Lung ultrasound score parallels trends in systemic haemodynamics after PDA ligation: a case series
- PMID: 35318512
- DOI: 10.1007/s00431-022-04451-6
Lung ultrasound score parallels trends in systemic haemodynamics after PDA ligation: a case series
Abstract
B-lines in lung ultrasound (LU) are non-specific but highly informative sign of interstitial pulmonary oedema (iPE). Sustained exposure to a high-volume left-to-right patent ductus arteriosus (PDA) shunt is associated with iPE. Cardiorespiratory deterioration, named post-ligation cardiac syndrome (PLCS), may follow surgical ligation between 6 and 12 h post-operatively. We conducted a pilot longitudinal evaluation of peri-procedural LU score change. Infants < 32-week gestational age or < 1500-g birthweight undergoing PDA ligation, where pre-, 1 h and 6-12 h LU were performed, were included. Two independent raters evaluated LU score (LUS). Neonatologist performed echocardiography (NPE) was performed concurrently to appraise changes in left ventricular output (LVO). Milrinone was initiated if LVO was < 200 mL/kg/min 1 h after surgery, to prevent PLCS. The primary outcome was peri-procedural LUS change. Secondary outcomes included PLCS. Five infants were included (birthweight 787(88) g; gestational age 25.6(0.7) weeks). Postnatal age and weight at the intervention were 41(14) days and 1175(295) g. All infants, but one, received milrinone prophylaxis. None of the patients developed PLCS or required rescue HFOV. Post-interventional LUS were lower compared to pre-operative LUS (p = 0.041 vs 1 h, p = 0.042 vs 6-12 h). A concurrent fall post-operative LVO was noted (p < 0.05 vs pre-operative).
Conclusion: A sustained fall in LUS after PDA ligation was identified, which most likely reflects reduction in pulmonary blood flow and interstitial edema. Changes in LUS paralleled changes in LVO, suggesting physiologic linkage.
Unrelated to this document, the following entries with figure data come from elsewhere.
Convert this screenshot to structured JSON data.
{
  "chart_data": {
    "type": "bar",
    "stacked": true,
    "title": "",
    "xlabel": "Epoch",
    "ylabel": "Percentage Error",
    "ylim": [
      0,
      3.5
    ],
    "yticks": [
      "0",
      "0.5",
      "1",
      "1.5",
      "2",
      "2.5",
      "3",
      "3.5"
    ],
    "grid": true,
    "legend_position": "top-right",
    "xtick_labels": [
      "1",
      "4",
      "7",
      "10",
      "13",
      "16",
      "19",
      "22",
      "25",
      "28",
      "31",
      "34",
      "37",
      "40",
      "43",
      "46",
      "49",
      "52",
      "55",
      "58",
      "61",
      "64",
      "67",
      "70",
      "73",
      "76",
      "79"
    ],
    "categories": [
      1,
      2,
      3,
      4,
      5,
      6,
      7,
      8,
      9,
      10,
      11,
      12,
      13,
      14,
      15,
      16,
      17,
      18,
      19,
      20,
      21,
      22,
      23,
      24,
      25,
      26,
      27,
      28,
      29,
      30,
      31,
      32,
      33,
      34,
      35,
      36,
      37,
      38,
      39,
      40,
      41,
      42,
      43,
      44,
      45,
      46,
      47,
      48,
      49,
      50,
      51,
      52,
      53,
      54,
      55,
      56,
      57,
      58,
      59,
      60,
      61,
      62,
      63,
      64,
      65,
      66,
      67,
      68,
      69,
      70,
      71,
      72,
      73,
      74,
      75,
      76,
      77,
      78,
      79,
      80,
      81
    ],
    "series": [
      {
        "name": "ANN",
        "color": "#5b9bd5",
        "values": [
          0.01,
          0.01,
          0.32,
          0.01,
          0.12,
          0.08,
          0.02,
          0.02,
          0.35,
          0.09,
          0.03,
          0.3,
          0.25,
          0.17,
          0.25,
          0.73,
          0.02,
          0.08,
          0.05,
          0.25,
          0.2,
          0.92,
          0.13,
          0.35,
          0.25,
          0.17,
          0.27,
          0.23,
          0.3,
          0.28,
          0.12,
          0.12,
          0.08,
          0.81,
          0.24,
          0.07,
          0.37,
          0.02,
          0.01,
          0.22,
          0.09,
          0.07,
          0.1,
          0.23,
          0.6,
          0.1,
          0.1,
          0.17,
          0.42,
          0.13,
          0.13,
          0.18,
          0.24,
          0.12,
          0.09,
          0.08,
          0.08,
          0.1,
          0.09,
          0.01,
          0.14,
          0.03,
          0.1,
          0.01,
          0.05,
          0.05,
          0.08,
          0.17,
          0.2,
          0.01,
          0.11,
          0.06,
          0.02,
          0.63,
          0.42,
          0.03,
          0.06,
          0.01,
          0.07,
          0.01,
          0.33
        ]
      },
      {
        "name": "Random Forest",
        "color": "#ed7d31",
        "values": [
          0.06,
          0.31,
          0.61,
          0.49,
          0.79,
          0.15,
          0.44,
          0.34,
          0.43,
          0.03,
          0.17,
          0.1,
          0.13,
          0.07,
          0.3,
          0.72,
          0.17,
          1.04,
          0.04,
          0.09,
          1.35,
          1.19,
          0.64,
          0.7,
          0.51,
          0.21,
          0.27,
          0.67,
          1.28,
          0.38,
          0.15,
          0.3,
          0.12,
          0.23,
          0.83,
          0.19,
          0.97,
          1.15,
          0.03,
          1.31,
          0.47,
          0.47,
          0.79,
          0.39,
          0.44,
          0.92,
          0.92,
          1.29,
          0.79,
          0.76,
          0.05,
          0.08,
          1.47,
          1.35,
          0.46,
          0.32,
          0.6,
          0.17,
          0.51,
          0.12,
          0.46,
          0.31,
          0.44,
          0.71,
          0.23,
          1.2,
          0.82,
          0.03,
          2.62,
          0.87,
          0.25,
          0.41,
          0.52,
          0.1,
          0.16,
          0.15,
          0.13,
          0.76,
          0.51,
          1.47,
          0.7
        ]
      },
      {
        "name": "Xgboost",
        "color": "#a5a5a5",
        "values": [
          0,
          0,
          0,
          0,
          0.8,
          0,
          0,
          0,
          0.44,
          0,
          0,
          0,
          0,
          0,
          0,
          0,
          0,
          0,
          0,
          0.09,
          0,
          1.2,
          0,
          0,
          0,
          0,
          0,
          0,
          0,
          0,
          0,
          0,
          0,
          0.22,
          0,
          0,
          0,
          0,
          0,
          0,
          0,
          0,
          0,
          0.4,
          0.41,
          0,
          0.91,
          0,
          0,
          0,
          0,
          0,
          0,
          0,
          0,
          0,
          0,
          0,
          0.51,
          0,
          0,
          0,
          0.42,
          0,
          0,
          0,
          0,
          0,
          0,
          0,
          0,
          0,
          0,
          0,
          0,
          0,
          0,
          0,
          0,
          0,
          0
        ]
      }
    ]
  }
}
These data suggest that LU may be a useful tool to guide monitoring the biologic nature of pulmonary disease after PDA ligation.
What is known: • Sustained exposure to a high-volume left-to-right patent ductus arteriosus (PDA) shunt is associated with interstitial pulmonary oedema. • In the most immature patients, cardiorespiratory deterioration, named post-ligation cardiac syndrome, presents 6-12 h post-operatively.
What is new: • An early and sustained fall in lung ultrasound score (LUS) after PDA ligation most likely reflects reduction in pulmonary blood flow and interstitial oedema. LUS changes parallel changes in left ventricular output, suggesting linkage. • LU is a promising adjunctive tool in the post-operative management of PDA ligation.
Keywords: Lung ultrasound; Neonatologist-performed echocardiography; PDA ligation; Patent ductus arteriosus; Post-ligation cardiac syndrome; Pulmonary oedema.
© 2022. The Author(s), under exclusive licence to Springer-Verlag GmbH Germany, part of Springer Nature.